Imam Syafii, ketua LDP Tagana Tulungagung saat memberi pendampingan Psiko Sosial bagi pasien Covid-19 di Rusunawa / Foto : Istimewa |
CERITARELAWAN.ID, Tulungagung - Semakin meningkat kasus Covid-19 di Tulungagung, banyak kisah menarik dan membuat hati miris dari petugas, baik kesehatan dan petugas pendukung lain yang berjibaku di tengah pandemi.
Seperti halnya kisah seorang Taruna Siaga Bencana (Tagana) yang harus rela berhari-hari hingga berbulan-bulan meninggalkan kepentingan utama di rumah demi menyelamatkan nyawa manusia.
Seperti yang disampaikan Imam Safi'i, Koordinator Tim (LDP) Layanan Dukungan Psikososial Tagana Tulungagung. Pria yang beralamat di Dusun Manggisan 1 RT 01 RW 01 Plosokandang, Kedungwaru, Tulungagung ini bertugas di tempat karantina.
"Untuk Tagana di Rusunawa ini jumlahnya 12 orang. Tugasnya selama 8 bulan ini tiga hari sekali.
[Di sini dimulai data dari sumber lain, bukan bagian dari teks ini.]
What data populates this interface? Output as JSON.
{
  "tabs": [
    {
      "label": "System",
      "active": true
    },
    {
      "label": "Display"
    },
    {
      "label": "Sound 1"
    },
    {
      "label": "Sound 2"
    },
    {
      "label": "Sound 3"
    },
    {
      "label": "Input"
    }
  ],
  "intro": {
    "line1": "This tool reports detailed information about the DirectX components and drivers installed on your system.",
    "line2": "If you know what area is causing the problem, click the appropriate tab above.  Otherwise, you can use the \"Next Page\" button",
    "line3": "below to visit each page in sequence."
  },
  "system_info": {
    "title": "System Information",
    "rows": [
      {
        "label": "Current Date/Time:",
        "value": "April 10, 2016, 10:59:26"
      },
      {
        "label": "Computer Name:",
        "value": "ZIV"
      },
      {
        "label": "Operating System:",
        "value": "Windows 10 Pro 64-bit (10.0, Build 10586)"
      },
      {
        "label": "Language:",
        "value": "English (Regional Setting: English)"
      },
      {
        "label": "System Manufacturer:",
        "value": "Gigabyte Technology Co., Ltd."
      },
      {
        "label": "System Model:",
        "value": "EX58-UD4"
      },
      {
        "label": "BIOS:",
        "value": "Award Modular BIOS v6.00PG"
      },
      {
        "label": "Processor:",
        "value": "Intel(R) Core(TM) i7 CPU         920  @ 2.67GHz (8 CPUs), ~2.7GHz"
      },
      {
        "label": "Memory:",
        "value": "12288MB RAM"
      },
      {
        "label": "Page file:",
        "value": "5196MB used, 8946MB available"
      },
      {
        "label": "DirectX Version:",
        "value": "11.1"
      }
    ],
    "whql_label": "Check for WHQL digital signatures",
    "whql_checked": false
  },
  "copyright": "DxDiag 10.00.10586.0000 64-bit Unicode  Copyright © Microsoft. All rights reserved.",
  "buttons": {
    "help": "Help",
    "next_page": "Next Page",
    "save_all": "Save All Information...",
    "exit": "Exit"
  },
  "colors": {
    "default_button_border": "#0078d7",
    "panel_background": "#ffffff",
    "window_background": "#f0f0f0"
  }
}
Dan tiap dapat tugas dibagi dua shift," kata Imam, Selasa (22/12/2020).
Sebagai bagian dari pihak yang bertanggung jawab atas kebutuhan penghuni tempat karantina Covid-19, tim LDP ini bertugas untuk memenuhi kebutuhan logistik, diantaranya makan dan minum pasien Covid-19 yang ada di dalam.
"Dalam perkembangannya, kami tidak hanya menyediakan logistik makan dan minum, namun juga harus merekam kebutuhan lain termasuk pendampingan psikologis dan akhirnya membentuk tim psiko sosial," terangnya.
Pengalaman umum yang tiap hari menjadi pemandangan petugas ini adalah kondisi pasien yang dikirim ke rumah karantina IAIN Tulungagung.
"Rata-rata mereka shock, kemudian kita jelaskan sehingga terjadi peningkatan mental dan menempati karantina dengan nyaman," ungkapnya.
Imam mengaku awalnya punya perasaan cemas dan was-was mendapat tugas di rumah karantina Covid-19 ini. "Rasanya takut dan cemas, seiring berjalannya waktu dan selalu memahami protokol kesehatan, akhirnya kita jadi terbiasa," paparnya.
Yang dilakukan Imam bersama petugas Tagana LDP yang lain, sepulang bertugas mewajibkan dirinya untuk mandi dan sterilisasi sebelum bertemu keluarga.
"Selalu saya melakukan apa yang dinamakan 3 M (masker, mencuci tangan dan menjaga jarak) sebelum bertemu keluarga. Saya harus mandi dan ganti baju hingga benar-benar bersih," jelasnya.
Kini, keluarga Imam dan relawan tagana yang lain dan masyarakat di tempatnya tinggal sudah memahami dan terbiasa karena dirinya selalu mengedukasi dengan baik.
"Kita juga edukasi ke keluarga dan tetangga dan sampai detik ini seluruh petugas LDP ini saat di rapid tes hasilnya non reaktif dan saya di swab, Alhamdulillah negatif semua," terangnya.
Sementara itu, petugas dari unsur TNI yang diperbantukan, Bagus, berharap agar masyarakat memahami tugas berat petugas yang berkaitan dengan Covid-19 ini. Diakui Bagus, yang terberat adalah petugas kesehatan. Pasalnya, mereka selain mengambil tindakan langsung pada pasien juga harus memberi motivasi yang mengalami stres.
Berpisah dengan anak adalah berat dirasakan petugas. Sebab, di tengah pandemi anak-anak yang seharusnya senang bertemu orang tua saat pulang tugas, justru harus dilarang sebelum benar-benar sterilisasi.
“Saya berdoa agar tidak ada yang datang ke sini (rusunawa) karena positif Covid-19. Untuk itu saya mohon pada masyarakat untuk selalu patuhi protokol kesehatan,” ujarnya.
Menurutnya, selama bertugas di lokasi karantina banyak pasien yang telah sembuh dianggap seperti keluarga. Sisi lain yang pernah dialami Bagus, ketika bertugas di lokasi karantina, tak sedikit yang merasa takut saat dia berkumpul dengan orang lain atau masyarakat di tempat tinggalnya. Apakah tidak membawa virus saat pulang dari lokasi karantina.
Dia berharap, semua lintas sektor terus mengedukasi masyarakat tentang apa itu Covid-19, bagaimana cara penularannya agar masyarakat terus sadar akan pentingnya protokol kesehatan bagi diri sendiri dan lingkungan masing-masing. Mulai dari memakai masker, jaga jarak, cuci tangan dan mandi sekembali beraktivitas di luar rumah.